下面的代码生成以下两个图(图 1 留作参考):
所有个人特征
独特和共有特征的简单计数
其中一个应该符合预期。
# Prep. data --------------------------------------------------------------
nonshared <- data.frame(patient=c(rep("pat1",20), rep("pat2",10)), cell.type=c(rep("cell1",12), rep("cell2",8),rep("cell1",6), rep("cell2",4)), feature=paste("a",1:30,sep=''))
sharedcells <- data.frame(patient=c(rep("pat1",3), rep("pat2",4)), cell.types=c(rep("cell1||cell2",3),rep("cell1||cell2",4)), features=c("b1||b1","b1||b1","b1||b1","b2||b2","b3||b3","b4||b4","b4||b5"))
sharedpats <- data.frame(patients=c(rep("pat1||pat2",2), rep("pat1||pat2",6)), cell.type=c(rep("cell1",2),rep("cell2",6)), features=c("c1||c1","c2||c1","c3||c3","c3||c4","c3||c5","c6||c5","c7||c7","c8||c8"))
sharedall1 <- data.frame(both=c(rep("pat1-cell1||pat1-cell2||pat2-cell1||pat2-cell2",4)), features=c("d1||d1||d1||d1","d2||d2||d2||d3","d4||d4||d3||d3","d5||d5||d5||d5"))
sharedall2 <- data.frame(both=c(rep("pat1-cell1||pat1-cell2||pat2-cell1",2)), features=c("d6||d6||d6","d7||d7||d7"))
sharedall3 <- data.frame(both="pat1-cell1||pat1-cell2||pat2-cell2", features="d8||d8||d9")
sharedall4 <- data.frame(both="pat1-cell1||pat2-cell1||pat2-cell2", features="d10||d10||d9")
sharedall5 <- data.frame(both=c(rep("pat1-cell2||pat2-cell1||pat2-cell2",3)), features=c("d11||d11||d11","d12||d13||d13","d12||d14||d14"))
sharedall6 <- data.frame()
sharedall7 <- data.frame(both=c(rep("pat1-cell2||pat2-cell1",2)), features=c("d15||d16","d17||d17"))
sharedall <- rbind(sharedall1, sharedall2, sharedall3, sharedall4, sharedall5, sharedall6, sharedall7)
#I NEED A CIRCOS PLOT THAT SHOWS ALL THE CONNECTIONS. THE NON-CONNECTED (nonshared) FEATURES SHOULD NOT BE SHOWN, BUT THE SHOULD COUNT TO THE SIZE OF THE SECTOR (CORRESPONDING TO A PATIENT-CELL COMBINATION)
#THE FEATURES SHOULD BE COUNT UNIQUELY, SO IF THERE ARE ENTRIES LIKE:
#3 pat1||pat2 cell2 c3||c3
#4 pat1||pat2 cell2 c3||c4
#5 pat1||pat2 cell2 c3||c5
#THE FEATURE c3 SHOULD BE COUNT ONCE FOR pat1, AND EXPAND TO 3 DIFFERENT FEATURES IN pat2
# Start -------------------------------------------------------------------
library(circlize)
library(data.table)
library(magrittr)
library(stringr)
library(RColorBrewer)
# Split and pad with 0 ----------------------------------------------------
fun <- function(x) unlist(tstrsplit(x, split = '||', fixed = TRUE))
nonshared %>% setDT()
sharedcells %>% setDT()
sharedpats %>% setDT()
sharedall %>% setDT()
nonshared <- nonshared[, .(group = paste(patient, cell.type, sep = '-'), feature)][, feature := paste0('a', str_pad(str_extract(feature, '[0-9]+'), 2, 'left', '0'))]

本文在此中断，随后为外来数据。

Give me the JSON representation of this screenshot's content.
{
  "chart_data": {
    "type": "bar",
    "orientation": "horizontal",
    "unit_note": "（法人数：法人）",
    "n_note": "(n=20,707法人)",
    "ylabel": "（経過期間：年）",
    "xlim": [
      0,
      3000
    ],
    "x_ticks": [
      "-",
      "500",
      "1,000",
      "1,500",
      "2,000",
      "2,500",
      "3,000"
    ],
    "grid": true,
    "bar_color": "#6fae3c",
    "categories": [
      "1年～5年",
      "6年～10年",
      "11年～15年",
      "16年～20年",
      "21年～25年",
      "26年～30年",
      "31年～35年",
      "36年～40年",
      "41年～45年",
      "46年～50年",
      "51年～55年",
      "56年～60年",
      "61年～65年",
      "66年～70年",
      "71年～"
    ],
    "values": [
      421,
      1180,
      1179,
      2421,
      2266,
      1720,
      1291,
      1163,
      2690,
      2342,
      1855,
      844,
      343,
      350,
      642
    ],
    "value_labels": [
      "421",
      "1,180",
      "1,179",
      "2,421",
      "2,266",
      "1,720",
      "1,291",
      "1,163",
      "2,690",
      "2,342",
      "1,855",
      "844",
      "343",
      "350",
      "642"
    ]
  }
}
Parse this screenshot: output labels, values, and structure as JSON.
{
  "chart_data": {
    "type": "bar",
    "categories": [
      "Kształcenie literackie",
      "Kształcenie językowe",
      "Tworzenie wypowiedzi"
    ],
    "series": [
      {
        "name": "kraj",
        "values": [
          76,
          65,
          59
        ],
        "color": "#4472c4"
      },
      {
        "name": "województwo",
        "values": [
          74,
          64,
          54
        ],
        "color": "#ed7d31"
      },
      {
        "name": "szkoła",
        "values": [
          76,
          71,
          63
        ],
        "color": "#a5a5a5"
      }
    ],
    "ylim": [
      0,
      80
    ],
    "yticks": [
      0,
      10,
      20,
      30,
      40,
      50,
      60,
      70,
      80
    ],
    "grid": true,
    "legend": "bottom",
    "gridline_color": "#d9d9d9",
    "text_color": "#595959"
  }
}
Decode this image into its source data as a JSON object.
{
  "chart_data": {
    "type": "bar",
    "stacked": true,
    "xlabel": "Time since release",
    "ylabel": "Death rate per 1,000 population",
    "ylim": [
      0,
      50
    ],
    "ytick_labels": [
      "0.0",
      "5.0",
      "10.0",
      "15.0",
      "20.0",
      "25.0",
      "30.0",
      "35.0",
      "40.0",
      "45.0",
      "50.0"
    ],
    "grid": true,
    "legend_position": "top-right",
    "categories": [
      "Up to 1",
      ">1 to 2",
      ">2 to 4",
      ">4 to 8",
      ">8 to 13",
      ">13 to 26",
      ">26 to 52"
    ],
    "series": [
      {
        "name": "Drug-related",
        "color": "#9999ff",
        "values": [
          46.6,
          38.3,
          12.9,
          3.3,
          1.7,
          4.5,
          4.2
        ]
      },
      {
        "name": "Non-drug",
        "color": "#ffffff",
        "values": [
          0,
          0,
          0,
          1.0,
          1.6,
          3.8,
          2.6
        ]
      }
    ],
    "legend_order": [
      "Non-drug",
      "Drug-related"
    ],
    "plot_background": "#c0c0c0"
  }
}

sharedcells <- sharedcells[, lapply(.SD, fun), by = 1:nrow(sharedcells)][, .(group = paste(patient, cell.types, sep = '-'), feature = features)][, feature := paste0('b', str_pad(str_extract(feature, '[0-9]+'), 2, 'left', '0'))]
sharedpats <- sharedpats[, lapply(.SD, fun), by = 1:nrow(sharedpats)][, .(group = paste(patients, cell.type, sep = '-'), feature = features)][, feature := paste0('c', str_pad(str_extract(feature, '[0-9]+'), 2, 'left', '0'))]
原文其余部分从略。